For ESPN+ subscribers this week, my look back at the 2009 draft went up, with a redraft of the first round and a look at the first-round misses. I also wrote a scouting post on some Orioles, Royals, Yankees, and Blue Jays prospects, including the top prospect in each of the first three organizations coming into the year. I held a Klawchat on Thursday.
And now, the links…
- Longreads first: The Guardian looks at the ongoing and now renewed investigation into the assassination of Olof Palme, the Swedish Prime Minister who was shot and killed on a Stockholm street in 1986.
- The New Yorker goes deep on the question of land ownership and redistribution currently roiling South Africa, which has some of the greatest economic inequality in the world.
- Also from the Guardian‘s Long read program, why depression is not merely a disease of affluent countries, and how developing nations need more resources to focus on citizens’ mental health.
- New York looks at how the wildfire season in California has become unending thanks to climate change.
- Dr. James Hamblin explains the Vaccine Injury Compensation Program, and why it doesn’t mean vaccines are unsafe, at The Atlantic. The VICP is a favorite talking point of anti-vaxxers, who refuse to understand how the program works or that it exists because litigious parents nearly drove vaccine manufacturers out of the market.
- Alabama’s new abortion ban is akin to torture, mimicking a popular war crime we’ve seen recently in Bosnia and the Congo. I said on Thursday that I will not cover the SEC tournament this year or in the near future because of this law.
- Austin, Fort Worth, and Houston are all at risk of measles outbreaks thanks to the hard work of anti-vaxxers (and their friends in the extreme religious right, like state Rep. Jonathan Stickland).
- Members of a closer anti-vaxxer group on Facebook are calling for the violent overthrow of the U.S. government in response to rational, science-based laws that make it harder for parents to refuse to vaccinate their school-aged children.
- Former evangelical Christian Sara Olson writes of learning about science after growing up in a denialist household.
- Truthdig examines how an innocuous BBC interview exposed the vacuous nature of Ben Shapiro, who accused the conservative host of being a bias left-winger before abruptly ending the interview.
- A sci-fi author showed how not to deal with someone about to publish a negative review of your book.
- The recent imbroglio at my alma mater over a law professor being removed from his post as Winthrop House faculty dean involves far more serious charges than the Harvey Weinstein narrative implies.
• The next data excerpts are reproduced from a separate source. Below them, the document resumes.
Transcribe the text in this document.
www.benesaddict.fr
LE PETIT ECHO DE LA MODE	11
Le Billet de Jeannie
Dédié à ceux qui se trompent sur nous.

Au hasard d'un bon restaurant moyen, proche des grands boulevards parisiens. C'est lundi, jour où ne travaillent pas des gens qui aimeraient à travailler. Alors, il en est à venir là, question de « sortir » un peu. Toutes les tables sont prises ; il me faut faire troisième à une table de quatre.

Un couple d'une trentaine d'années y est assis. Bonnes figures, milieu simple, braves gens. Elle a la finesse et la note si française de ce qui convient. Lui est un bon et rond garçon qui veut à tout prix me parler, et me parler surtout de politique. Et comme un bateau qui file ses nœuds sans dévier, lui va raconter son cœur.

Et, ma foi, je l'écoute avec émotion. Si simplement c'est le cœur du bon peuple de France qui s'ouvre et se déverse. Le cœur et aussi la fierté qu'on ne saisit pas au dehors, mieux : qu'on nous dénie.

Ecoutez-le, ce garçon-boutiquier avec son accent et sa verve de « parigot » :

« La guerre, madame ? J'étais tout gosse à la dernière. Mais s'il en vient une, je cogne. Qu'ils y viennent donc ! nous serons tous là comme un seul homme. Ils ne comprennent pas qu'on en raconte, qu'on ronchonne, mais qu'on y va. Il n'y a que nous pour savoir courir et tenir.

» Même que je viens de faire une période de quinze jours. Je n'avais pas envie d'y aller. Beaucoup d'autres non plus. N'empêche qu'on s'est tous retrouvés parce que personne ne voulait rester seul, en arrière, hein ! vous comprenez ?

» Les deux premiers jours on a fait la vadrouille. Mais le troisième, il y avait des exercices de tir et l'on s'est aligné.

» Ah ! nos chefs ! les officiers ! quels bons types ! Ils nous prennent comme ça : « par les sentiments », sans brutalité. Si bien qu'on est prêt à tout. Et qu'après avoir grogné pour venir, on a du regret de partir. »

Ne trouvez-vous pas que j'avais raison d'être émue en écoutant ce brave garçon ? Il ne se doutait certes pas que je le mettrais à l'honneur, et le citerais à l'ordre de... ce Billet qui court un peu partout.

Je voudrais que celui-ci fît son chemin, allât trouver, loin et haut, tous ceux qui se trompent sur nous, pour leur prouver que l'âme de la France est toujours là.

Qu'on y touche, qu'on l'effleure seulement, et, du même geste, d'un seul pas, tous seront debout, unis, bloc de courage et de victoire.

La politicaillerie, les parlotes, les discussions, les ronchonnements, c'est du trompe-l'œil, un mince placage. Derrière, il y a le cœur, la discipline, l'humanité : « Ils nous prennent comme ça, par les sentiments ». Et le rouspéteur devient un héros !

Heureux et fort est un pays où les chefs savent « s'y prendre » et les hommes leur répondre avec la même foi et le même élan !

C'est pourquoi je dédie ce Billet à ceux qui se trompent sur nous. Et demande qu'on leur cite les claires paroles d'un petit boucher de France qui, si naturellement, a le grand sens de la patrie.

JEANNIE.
Prof. Ronald Sullivan joined the legal defense team for Weinstein, which did spur some outrage by students, but his removal comes after a long series of allegations of inappropriate behavior on his part as head of the upper-class student house.
- A white Tennessee pastor raped his adoptive daughter for several years, but a white male judge sentenced him to just twelve years, rather than the 72 years prosecutors sought – even though the now-convicted rapist continues to deny guilt in the face of her allegations and DNA evidence.
- San Francisco pie shop Mission Pie has refused to do business with food delivery services over their high surcharges, which they would have to subsidize by raising prices for customers dining in-store.
- Virginia Del. Danica Roem (D) has ended up in the spotlight after her surprise win in 2018, and she’s using it to try to help other Democrats across the state get elected.
- Anti-gay, anti-Semitic, totally American preacher Steven Anderson was denied entry to Ireland under a previously-unused immigration statute, with the Irish Minister for Justice citing “the interests of public policy.”
- Israel’s ruling party is in turmoil over claims Prime Minister Netanyahu is trying to reduce their Supreme Court’s power to protect himself against three ongoing corruption cases.
- Sen. Elizabeth Warren, who churns out policy proposal after policy proposal, has also proposed a 2% wealth tax above $50 million and an additional 1% on wealth over $1 billion. If enacted, it will likely be challenged as unconstitutional, and the outcome of such a case is an open question.
- Monsanto has now lost three straight jury trials over glyphosate (the main ingredient in Roundup) despite a lack of any scientific evidence that the chemical is harmful to humans; David Bernstain of the Volokh Conspiracy (at Reason) explains why these verdicts are so outrageous.